I've been looking for a good one piece for a while and when Shopbop had their recent 20% off sale, I splurged on this striped one by Solid & Striped. I love the unique colors in the stripe pattern and wanted something more fun than my old black one piece. It's a bold pattern yet slimming since they're vertical stripes and it could be cute worn as a bodysuit with shorts or a skirt even. I typically gravitate towards blues and greens but since having my hair pastel pink for the past few years I've been finding myself wearing a lot more corals and pink hues.

For sun protection, I always love Supergoop because it's cruelty free of parabens, pthlates etc and immediately absorbs without any sticky residue. Sunscreen is a pain so I like to make it as enjoyable a process as possible and Supergoop Body Butter definitely fits the bill. You can even reapply throughout the day without it pilling on your skin or getting gummy. If you are an avid sunscreener, you know what I'm talking about!

Now for jewels, this summer I'm re-launching a classic style, my lace filigree earrings. They're on the large side but they're lightweight so you can wear them all day. The lacy filigree gives it that boho feeling perfect for summer. Pair that with a chunky dome bangle and hat and sunnies and you're good to go!

Now, one of the things I look forward to most about the weekend, is relaxing with a drink in hand. I drink mostly white wine and rosé but have been lately trying to cut down on my alcohol intake as a way of reducing sugar and calories. I just can't get behind pouring soda water in my wine, it seems criminal to me to ruin a good glass of wine. I just try to alternate between each glass of wine with one glass of sparking water. However, I am always looking to liven up my non alcoholic libations so I'm excited to try this Rosemary, Honey and Grapefruit Spritzer recipe, courtesy of Tending the Table. It's refreshingly tart, not too sweet yet herbacious, what more can you ask for?! Cheers!
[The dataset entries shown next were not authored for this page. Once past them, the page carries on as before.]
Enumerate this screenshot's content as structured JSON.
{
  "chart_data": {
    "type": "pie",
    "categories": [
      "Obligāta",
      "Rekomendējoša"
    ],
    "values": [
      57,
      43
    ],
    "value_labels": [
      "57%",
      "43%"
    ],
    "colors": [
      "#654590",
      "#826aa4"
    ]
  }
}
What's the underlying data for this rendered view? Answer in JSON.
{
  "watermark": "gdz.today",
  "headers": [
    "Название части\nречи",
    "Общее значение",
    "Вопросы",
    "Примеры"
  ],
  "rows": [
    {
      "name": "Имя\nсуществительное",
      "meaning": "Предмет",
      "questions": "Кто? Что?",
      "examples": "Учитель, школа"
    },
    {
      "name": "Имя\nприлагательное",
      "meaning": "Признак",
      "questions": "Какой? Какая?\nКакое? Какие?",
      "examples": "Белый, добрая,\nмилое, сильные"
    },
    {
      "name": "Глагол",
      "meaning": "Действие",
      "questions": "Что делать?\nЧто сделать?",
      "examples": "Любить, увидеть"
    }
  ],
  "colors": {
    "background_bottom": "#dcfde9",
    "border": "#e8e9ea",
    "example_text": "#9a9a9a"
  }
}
Rosemary, Honey and  Grapefruit Spritzer

Recipe by Tending the Table :   Serves 4

INGREDIENTS

2/3 cup honey

4  sprigs rosemary

1 1/4 cups freshly squeezed grapefruit juice (from about 5 grapefruit)

crushed ice

soda water

rosemary sprigs and grapefruit wedges to garnish

PROCEDURE

Combine the honey and rosemary in a small pot and gently heat over medium-low until the honey just begins to bubble around the edges, about 5 minutes. Remove from the heat and let steep for 5-10 minutes. Meanwhile fill 4 glasses with crushed ice. Once the honey has cooled slightly, remove the sprigs of rosemary and transfer 1/4 cup of the infused honey to a jar with a tight fitting lid, add the grapefruit juice and shake vigorously until combined and frothy. Divide the mixture between the glasses and top with soda water. Garnish with rosemary sprigs and grapefruit wedges.